The first visual change that is identified is undoubtedly in the interface; Although the color palette is the same as in the original game, the fluid animations are immediately reminiscent of the brilliant implementation of the fifth installment. The transitions to combat, the management menus or the new finisher screens give a great freshness to Reload and will surely serve to attract the attention of players who have just started with the series.
In combat we also see inspiration in Persona 5, as evidenced by the presence of the Relay mechanic; If we hit an opponent’s elemental weakness we can give the extra turn we get to one of our teammates. It also has a brand new combat mechanic: Theurgy. It is a definitive attack with a spectacular animation that has its own meter – it does not spend health or magic – next to the icon of each character, and that has the peculiarity that each character fills it in a different way depending on their character outside. from combat (for example, Yukari can refill it with healing).

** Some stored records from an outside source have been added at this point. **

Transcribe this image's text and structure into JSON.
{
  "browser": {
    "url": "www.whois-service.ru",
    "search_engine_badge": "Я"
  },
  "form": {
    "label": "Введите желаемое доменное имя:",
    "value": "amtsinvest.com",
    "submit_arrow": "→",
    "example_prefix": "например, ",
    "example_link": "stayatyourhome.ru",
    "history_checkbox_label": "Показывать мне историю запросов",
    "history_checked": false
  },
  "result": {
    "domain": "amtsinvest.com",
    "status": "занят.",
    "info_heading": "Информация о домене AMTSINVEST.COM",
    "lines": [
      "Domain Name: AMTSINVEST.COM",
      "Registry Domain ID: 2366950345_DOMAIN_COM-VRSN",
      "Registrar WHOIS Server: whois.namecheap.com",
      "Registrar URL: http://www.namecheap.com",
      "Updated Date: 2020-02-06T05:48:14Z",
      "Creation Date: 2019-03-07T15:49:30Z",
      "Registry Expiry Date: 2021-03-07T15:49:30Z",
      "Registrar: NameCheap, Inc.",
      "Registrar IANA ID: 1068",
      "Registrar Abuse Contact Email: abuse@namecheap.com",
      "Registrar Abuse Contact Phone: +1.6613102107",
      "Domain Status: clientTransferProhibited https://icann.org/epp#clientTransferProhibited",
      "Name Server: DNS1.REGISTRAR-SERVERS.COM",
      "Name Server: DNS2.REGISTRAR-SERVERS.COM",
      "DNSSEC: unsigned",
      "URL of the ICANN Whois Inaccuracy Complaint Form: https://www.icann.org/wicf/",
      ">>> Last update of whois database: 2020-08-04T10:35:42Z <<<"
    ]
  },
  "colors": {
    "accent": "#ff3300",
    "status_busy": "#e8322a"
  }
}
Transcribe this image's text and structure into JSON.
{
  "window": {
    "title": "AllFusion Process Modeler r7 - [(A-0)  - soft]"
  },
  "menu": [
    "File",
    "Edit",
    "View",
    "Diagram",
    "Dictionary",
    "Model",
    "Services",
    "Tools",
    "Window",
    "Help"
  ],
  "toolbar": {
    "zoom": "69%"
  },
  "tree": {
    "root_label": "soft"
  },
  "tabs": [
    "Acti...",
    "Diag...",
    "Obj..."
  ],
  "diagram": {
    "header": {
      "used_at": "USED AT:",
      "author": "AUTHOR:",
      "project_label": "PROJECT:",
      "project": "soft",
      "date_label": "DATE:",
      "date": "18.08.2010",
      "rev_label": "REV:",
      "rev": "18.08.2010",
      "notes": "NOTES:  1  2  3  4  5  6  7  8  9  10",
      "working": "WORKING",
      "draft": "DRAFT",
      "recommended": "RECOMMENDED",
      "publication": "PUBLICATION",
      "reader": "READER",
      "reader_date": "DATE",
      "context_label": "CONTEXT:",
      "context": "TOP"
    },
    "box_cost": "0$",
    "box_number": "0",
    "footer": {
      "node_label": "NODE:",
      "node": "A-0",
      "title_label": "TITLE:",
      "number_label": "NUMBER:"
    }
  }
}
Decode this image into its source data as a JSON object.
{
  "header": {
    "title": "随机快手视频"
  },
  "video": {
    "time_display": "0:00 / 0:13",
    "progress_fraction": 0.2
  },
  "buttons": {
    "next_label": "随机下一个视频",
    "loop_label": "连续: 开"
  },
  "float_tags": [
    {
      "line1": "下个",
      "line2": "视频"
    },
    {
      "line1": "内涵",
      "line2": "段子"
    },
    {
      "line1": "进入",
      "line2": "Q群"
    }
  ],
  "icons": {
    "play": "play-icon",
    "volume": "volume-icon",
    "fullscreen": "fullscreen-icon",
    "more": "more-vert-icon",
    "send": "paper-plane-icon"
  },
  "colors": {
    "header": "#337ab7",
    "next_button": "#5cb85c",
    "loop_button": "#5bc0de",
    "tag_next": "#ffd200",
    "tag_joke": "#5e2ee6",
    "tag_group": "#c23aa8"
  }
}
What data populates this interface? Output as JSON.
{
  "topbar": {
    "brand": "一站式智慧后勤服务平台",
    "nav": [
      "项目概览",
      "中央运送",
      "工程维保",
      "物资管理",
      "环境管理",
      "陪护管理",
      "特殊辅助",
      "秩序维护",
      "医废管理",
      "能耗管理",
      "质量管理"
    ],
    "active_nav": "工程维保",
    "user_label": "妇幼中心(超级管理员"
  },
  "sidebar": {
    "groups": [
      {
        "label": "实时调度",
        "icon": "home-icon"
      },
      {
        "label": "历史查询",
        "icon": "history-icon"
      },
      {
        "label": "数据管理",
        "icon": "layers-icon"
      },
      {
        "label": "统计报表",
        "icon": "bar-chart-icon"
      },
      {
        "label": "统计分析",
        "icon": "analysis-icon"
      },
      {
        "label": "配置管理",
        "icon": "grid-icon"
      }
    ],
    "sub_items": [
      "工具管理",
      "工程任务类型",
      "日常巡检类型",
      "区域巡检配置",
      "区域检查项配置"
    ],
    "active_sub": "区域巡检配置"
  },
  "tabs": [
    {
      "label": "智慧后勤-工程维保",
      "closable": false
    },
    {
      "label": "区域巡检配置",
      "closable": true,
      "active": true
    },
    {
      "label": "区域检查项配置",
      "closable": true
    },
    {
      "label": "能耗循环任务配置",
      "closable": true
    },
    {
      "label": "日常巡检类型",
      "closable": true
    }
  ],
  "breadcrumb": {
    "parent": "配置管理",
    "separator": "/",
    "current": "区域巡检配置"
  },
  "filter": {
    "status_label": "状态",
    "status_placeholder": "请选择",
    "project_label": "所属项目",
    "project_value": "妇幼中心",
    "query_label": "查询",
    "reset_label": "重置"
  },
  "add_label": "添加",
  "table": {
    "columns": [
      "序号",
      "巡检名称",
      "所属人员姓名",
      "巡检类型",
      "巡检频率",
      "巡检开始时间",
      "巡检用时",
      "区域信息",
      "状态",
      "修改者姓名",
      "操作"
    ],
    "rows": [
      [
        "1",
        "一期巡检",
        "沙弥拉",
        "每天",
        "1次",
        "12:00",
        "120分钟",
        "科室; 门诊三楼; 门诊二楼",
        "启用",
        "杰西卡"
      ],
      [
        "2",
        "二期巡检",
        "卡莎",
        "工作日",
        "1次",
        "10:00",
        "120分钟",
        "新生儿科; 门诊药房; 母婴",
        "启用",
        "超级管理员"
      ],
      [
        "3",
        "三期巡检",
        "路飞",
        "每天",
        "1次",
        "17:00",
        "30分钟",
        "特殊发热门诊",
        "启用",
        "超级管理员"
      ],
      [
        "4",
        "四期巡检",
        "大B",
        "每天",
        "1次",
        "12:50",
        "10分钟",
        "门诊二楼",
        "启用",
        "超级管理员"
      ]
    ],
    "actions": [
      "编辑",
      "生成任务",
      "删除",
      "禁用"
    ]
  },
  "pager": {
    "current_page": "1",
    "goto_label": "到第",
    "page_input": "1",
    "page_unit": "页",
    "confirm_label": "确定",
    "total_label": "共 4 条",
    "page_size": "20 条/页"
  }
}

The aspect in which the jump from Persona 3 to 5 is most noticeable is in the design of the dungeons; P5 limited randomly generated dungeons to Mementos, but Tartarus is that way from start to finish, plus the original layout was pretty similar between sections. From what we have seen, Tartarus continues to work in a similar way: we go up floors until we reach a time block that only opens when the story progresses. The dungeon crawling is undoubtedly the most difficult to evaluate in this short section, but it seems that Atlus has introduced slight changes to make exploration more enjoyable. The plants are smaller in size and seem to be more varied among themselves, constantly marking small objectives. The appearance has been modified quite a bit, giving a more defined identity to each section while respecting the original art direction. Within the saga itself, perhaps it would be comparable to the dungeons of Persona 4, which worked the same from one to another but were better differentiated at a glance.
A slight but impossible-to-miss change is in an unexpected place: the soundtrack. The main themes have been re-recorded and, for those of us who have spent dozens of hours on the different versions of this game, it is difficult to miss. At the time of the demo it has not yet been clear to me whether the new music is better, worse or just different; There are still many hours of listening to Mass Destruction ahead to prove it.
In a later play session I began to investigate whether they had kept certain elements from the original; For example, it seems that the possibility of breaking social ties returns if we do not take care of them. As usual, the death of the protagonist once again represents a Game Over, although options are given to soften its impact. Although, given how difficult it was for me to die on purpose, it is possible that the difficulty adjustment was a bit too much; Something similar already happened with Persona 3 Portable, which by allowing you to control the entire team reduced the general difficulty of the adventure. In any case, it seems like it will be a much more accessible experience.
This article was written after attending a Persona 3 Reload preview event in London. Plaion covered the costs of travel and accommodation.